Doyle: I would say “Weekend Girl.” I would play “Weekend Girl” because it represents “Color Me Badd,” and a really good time in my life. It also really depends on the type of person we’re with. Like, let’s say you’re with a girl that stayed for the weekend, then you would probably play her “Weekend Girl.”

SPIRIT ANIMALS? Doyle: Mine would be a kangaroo pouch. [all laugh]. It’s part of an animal. Okay, fine, it would like a squirrel or something. A Mexican lima bean.
Tello: Mine’s a lion. [all laugh]

ADORING FANS: Doyle: They make pillows for us. We’ve had sewn pillows thrown at us on stage. It’s great. They knit pillows. I’ve been using them cause I hurt my ankle and I’ve been putting my ankle up to elevate it on the pillows. Do we wash them first? That’s a good idea. Maybe we should’ve
Williams: They knitted pillows that say “PillowTalk” on it and that say “pillow fight” on the other side.
Tello: Are you going to knit us a pillow?

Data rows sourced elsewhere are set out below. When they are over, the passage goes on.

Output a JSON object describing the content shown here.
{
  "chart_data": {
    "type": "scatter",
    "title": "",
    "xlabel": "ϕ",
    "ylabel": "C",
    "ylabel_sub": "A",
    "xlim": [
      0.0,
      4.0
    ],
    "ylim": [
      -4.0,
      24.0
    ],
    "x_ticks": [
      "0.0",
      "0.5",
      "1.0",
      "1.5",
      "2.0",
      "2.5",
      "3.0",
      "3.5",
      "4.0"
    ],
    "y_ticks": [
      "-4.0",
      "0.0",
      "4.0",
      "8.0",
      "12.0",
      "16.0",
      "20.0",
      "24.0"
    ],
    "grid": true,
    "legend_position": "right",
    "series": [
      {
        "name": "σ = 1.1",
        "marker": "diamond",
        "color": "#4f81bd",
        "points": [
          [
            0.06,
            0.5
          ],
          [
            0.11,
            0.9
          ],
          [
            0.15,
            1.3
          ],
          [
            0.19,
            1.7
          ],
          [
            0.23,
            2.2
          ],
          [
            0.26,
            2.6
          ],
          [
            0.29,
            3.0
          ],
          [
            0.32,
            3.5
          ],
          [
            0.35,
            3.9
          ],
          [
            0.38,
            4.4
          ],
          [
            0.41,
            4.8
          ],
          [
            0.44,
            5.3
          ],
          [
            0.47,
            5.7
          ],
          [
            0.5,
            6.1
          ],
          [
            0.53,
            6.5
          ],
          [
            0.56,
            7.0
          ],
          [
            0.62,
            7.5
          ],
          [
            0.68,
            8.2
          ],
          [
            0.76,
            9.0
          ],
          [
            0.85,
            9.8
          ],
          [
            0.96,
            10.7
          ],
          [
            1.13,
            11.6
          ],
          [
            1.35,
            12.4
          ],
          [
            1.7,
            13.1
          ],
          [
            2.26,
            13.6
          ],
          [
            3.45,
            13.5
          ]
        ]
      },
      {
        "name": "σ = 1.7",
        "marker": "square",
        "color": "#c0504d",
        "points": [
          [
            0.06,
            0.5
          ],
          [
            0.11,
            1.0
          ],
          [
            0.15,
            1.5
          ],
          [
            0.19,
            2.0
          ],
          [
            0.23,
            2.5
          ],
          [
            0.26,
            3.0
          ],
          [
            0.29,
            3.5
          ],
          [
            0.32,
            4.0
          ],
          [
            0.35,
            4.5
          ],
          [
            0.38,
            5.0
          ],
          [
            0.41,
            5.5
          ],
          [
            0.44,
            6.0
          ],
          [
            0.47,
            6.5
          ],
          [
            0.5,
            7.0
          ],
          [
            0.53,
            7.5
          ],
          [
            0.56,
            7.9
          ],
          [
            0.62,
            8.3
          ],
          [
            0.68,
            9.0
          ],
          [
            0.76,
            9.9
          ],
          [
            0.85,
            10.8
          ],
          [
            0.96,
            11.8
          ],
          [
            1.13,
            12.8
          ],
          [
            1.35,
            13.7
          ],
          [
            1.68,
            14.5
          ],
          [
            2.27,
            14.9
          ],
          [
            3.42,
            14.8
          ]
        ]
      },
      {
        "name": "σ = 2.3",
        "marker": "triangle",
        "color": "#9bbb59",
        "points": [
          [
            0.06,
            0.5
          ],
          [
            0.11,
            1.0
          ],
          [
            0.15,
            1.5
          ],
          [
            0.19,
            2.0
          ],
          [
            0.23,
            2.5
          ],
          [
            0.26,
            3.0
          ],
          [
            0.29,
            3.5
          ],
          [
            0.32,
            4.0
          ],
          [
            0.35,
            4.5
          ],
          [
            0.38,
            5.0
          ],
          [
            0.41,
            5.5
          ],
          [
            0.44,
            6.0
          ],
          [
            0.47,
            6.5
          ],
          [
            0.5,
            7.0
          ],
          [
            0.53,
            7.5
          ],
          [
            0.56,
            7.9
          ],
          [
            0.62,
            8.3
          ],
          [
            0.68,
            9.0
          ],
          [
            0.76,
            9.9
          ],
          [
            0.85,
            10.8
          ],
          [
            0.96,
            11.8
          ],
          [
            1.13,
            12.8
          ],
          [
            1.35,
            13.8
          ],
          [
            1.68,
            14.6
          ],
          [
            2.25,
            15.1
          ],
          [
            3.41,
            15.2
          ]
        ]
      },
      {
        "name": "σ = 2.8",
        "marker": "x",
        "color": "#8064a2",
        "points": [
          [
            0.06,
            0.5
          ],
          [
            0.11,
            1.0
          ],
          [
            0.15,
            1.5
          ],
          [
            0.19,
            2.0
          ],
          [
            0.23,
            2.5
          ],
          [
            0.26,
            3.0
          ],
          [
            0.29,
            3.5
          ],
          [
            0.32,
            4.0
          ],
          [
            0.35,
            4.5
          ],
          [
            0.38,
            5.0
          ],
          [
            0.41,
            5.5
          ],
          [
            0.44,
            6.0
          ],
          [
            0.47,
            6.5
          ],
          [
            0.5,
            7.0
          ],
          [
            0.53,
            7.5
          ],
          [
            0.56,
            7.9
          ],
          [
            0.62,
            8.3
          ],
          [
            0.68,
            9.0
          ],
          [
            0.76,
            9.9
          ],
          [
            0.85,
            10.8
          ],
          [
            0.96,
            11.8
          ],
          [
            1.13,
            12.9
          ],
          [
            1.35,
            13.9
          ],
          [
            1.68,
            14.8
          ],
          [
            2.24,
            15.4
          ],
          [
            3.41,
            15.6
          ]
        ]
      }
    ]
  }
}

TATTOOS: Williams: Someone got a tattoo of “Soft” on their arm; they sent it to us on Facebook. It’s somebody from Italy, I think, and that was one of the coolest things.  I think it was amazing.
Doyle: I thought it was crazy. It was funny because he actually got a tattoo of the remix; it was missing a couple lyrics from the original. So that was kind of funny, but his heart was in the right place.